Since December 5th, Bitcoin has been unable to break a significant resistance level, creating selling pressure for the cryptocurrency. At the time of the article, Bitcoin was trading at $43,185, with all eyes on the United States. The SEC’s decision on spot Bitcoin ETF applications is highly anticipated and will impact the entire crypto ecosystem.
In Bitcoin’s daily chart analysis, the first notable pattern is the rising channel formation. Bitcoin touched the support line in the second week of October, followed by a resistance break on December 5th, suggesting a positive scenario for its price. However, the continued inability to surpass the resistance level since that date could lead to increased selling pressure.
Key support levels to monitor on Bitcoin’s daily chart are $42,219, $40,348, and $38,310. A daily bar close below the $40,348 level, where the formation’s resistance line intersects, could intensify the selling pressure on Bitcoin.
On the flip side, important resistance levels to watch are $44,681, $47,362, and $49,639. A daily bar close above the recently challenging $44,681 level could potentially accelerate Bitcoin’s price momentum.
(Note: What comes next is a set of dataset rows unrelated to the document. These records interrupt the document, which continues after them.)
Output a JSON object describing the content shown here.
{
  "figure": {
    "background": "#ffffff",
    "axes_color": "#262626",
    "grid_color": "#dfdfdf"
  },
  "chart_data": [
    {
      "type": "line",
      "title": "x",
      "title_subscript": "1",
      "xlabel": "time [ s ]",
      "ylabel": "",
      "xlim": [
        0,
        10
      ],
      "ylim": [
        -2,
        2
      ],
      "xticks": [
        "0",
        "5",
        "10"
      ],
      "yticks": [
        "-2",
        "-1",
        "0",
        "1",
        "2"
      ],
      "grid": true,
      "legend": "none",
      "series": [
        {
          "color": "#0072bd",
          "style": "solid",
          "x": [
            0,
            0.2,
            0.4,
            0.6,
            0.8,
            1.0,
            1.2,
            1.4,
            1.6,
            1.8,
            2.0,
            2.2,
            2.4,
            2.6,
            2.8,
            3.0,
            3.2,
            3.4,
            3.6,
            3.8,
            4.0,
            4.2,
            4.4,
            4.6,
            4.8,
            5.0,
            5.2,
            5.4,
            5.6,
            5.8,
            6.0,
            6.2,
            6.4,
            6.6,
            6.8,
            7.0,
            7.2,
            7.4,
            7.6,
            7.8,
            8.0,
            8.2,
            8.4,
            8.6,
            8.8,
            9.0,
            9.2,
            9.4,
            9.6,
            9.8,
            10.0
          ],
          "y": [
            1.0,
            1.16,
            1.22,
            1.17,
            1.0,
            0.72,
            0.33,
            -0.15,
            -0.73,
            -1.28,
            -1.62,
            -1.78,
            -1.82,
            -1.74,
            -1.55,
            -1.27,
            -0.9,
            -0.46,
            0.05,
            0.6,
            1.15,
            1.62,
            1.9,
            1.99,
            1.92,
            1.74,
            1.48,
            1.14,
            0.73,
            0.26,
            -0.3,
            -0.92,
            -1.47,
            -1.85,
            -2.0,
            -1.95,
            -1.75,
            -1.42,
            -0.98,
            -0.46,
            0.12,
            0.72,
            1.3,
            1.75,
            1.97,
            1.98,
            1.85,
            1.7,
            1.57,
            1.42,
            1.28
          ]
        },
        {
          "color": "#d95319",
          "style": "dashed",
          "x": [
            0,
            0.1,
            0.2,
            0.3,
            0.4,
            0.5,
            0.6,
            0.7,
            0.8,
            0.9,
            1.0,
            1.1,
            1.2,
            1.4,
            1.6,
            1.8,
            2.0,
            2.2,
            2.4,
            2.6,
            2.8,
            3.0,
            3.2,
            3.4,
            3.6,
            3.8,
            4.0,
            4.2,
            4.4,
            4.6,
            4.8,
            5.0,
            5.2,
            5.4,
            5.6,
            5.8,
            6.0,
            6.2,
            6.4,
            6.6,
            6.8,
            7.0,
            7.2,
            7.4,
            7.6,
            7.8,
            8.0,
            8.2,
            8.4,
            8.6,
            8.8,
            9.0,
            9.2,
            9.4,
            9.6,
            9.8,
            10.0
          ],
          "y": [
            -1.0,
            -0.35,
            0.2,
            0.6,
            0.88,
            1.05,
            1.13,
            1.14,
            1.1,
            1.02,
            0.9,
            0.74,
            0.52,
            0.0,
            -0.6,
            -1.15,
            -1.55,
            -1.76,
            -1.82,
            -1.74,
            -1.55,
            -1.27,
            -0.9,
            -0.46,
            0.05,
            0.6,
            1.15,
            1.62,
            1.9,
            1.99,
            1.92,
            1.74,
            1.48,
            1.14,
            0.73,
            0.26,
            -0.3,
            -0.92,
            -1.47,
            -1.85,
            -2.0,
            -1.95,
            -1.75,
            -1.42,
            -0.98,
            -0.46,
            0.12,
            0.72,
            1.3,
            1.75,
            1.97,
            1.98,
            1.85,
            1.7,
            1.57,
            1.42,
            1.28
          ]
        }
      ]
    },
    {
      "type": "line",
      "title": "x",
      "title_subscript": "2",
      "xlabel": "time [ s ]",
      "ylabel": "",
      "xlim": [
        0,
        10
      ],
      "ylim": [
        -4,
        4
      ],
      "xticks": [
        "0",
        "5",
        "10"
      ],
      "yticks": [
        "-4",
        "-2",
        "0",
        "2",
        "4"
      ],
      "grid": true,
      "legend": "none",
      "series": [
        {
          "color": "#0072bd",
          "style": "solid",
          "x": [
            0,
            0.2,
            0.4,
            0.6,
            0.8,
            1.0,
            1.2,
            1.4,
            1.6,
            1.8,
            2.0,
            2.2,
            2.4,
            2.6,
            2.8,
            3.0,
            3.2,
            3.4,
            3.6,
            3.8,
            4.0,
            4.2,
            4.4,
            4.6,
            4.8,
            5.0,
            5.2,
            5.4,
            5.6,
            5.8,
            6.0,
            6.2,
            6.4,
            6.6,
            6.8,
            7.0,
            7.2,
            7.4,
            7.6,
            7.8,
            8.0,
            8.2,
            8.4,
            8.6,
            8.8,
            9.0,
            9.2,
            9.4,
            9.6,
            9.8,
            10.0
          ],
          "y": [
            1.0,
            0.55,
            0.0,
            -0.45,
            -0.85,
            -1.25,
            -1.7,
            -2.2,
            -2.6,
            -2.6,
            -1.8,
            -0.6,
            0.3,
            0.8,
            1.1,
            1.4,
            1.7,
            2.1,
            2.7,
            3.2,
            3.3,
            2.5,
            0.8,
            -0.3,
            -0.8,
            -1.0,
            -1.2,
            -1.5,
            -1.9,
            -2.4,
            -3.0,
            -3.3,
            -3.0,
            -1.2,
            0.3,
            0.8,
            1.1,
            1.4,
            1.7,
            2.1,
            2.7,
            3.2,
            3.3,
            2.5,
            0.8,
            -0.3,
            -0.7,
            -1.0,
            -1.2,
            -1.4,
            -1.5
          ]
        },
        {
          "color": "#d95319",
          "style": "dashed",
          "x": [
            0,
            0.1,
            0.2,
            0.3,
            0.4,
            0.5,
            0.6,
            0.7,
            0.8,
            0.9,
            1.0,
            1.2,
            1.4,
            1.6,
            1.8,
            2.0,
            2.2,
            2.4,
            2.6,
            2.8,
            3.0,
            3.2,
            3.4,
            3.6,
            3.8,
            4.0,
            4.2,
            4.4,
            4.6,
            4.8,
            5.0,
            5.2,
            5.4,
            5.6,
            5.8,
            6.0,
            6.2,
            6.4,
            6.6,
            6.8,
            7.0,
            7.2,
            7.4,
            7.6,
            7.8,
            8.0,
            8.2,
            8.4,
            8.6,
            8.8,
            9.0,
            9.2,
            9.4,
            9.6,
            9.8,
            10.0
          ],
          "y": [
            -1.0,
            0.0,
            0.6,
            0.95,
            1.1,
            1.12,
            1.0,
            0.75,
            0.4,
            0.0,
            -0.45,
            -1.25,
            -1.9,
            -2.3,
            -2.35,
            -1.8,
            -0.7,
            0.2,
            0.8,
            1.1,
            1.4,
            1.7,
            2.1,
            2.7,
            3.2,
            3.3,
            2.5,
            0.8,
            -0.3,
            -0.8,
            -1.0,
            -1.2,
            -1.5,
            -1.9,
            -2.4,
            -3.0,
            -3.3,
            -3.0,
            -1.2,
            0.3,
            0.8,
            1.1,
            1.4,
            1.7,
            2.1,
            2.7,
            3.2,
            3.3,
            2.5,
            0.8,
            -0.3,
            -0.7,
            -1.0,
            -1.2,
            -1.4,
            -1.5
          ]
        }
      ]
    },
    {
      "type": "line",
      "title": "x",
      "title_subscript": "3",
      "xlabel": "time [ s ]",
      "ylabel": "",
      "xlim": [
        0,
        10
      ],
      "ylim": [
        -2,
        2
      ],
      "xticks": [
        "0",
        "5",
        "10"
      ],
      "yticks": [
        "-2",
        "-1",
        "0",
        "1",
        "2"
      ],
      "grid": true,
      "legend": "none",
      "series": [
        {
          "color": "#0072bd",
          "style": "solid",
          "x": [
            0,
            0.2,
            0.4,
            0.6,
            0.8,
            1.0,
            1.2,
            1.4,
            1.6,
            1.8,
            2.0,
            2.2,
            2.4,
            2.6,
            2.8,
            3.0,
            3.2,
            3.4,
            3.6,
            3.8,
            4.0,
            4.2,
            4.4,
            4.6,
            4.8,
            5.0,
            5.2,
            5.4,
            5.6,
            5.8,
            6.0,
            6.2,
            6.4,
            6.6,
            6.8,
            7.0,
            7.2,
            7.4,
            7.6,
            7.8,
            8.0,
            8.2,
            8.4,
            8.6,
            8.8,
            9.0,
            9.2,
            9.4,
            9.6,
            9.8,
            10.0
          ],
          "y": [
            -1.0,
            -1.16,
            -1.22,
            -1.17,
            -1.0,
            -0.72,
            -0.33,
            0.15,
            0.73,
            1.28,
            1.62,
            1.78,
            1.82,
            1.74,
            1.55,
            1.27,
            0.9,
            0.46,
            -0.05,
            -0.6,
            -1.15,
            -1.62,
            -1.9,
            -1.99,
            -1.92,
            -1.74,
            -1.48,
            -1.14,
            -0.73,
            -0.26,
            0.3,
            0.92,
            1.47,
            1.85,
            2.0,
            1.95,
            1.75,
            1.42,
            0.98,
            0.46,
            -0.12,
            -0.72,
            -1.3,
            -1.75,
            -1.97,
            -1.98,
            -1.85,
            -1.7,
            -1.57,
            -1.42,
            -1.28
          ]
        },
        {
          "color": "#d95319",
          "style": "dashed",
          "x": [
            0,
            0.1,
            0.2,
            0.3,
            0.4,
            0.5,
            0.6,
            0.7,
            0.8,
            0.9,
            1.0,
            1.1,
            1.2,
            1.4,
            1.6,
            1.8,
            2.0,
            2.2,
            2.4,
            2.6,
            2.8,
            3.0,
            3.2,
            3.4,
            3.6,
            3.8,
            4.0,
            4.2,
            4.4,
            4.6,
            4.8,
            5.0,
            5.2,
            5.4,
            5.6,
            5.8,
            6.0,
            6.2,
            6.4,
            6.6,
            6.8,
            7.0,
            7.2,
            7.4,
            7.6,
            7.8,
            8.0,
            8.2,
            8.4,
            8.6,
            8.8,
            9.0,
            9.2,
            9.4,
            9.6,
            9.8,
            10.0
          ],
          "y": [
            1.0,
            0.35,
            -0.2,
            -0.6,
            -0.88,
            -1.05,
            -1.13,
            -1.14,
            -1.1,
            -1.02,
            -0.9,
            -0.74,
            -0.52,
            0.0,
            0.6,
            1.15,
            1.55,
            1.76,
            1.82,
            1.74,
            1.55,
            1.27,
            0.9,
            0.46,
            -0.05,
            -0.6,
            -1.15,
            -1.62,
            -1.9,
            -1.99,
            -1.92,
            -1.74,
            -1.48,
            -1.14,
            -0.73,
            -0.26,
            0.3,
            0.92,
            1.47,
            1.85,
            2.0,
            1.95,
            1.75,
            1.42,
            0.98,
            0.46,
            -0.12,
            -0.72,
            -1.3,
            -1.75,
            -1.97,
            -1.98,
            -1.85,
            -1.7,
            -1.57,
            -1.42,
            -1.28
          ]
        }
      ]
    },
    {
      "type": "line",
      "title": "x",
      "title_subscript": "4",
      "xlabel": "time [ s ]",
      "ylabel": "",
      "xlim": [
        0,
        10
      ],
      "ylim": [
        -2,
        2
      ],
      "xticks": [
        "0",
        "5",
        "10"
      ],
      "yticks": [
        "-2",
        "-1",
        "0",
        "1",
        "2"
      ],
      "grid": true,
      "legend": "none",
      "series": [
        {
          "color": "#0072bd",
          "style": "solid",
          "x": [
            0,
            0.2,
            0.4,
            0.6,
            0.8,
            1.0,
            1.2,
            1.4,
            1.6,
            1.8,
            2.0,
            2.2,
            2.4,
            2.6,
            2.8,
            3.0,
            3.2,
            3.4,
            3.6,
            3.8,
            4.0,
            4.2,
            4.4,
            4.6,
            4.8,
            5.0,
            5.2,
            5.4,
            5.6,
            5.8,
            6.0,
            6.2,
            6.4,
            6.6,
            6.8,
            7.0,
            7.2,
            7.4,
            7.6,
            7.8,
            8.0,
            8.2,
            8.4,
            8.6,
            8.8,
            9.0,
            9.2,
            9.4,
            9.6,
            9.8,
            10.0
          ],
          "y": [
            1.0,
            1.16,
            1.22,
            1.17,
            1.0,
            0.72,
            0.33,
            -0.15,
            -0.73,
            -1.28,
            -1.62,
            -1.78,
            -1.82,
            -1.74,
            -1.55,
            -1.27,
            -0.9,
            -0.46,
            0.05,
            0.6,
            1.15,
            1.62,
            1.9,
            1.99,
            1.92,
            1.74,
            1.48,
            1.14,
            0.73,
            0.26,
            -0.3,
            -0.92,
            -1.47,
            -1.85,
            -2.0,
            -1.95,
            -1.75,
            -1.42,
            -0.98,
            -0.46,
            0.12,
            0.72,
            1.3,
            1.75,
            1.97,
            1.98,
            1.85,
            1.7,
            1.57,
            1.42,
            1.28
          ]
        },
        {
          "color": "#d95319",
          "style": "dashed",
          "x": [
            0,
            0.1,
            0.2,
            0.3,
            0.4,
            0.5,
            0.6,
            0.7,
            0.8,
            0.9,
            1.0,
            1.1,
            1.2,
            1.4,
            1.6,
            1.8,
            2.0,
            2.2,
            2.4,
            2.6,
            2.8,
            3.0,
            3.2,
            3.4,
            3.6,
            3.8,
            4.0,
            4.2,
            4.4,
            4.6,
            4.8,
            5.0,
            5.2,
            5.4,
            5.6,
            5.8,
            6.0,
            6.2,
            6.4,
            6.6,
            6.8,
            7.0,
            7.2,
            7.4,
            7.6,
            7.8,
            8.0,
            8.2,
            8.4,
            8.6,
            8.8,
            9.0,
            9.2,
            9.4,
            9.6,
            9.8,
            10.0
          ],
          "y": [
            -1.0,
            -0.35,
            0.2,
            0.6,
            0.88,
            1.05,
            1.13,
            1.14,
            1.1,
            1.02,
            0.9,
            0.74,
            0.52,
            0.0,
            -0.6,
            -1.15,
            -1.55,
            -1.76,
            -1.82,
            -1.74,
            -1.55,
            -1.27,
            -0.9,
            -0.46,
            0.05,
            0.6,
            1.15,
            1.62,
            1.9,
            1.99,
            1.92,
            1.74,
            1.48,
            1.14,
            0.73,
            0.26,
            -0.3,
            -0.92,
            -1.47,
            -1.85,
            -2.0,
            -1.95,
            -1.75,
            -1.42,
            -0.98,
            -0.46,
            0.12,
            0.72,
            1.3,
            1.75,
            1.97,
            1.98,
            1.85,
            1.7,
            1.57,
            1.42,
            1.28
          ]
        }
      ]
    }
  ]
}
The Bitcoin Market Dominance chart indicates a significant shift, with a recent decline suggesting the start of a new phase. As with previous rallies, investors tend to diversify into different crypto assets after a saturation point in Bitcoin investments, a trend initially signaled by the Bitcoin Market Dominance chart.
Critical support levels on the Bitcoin Market Dominance chart are 1946, 1888, and 1795. A daily bar close below the 1946 level, intersecting with the EMA 200 line, could signal a decrease in Bitcoin’s dominance and trigger an altcoin rally. Conversely, resistance levels to note are 2009, 2083, and 2148, with a close above the 2083 level, intersecting the EMA 21 line, potentially increasing Bitcoin’s market dominance and investor preference for Bitcoin.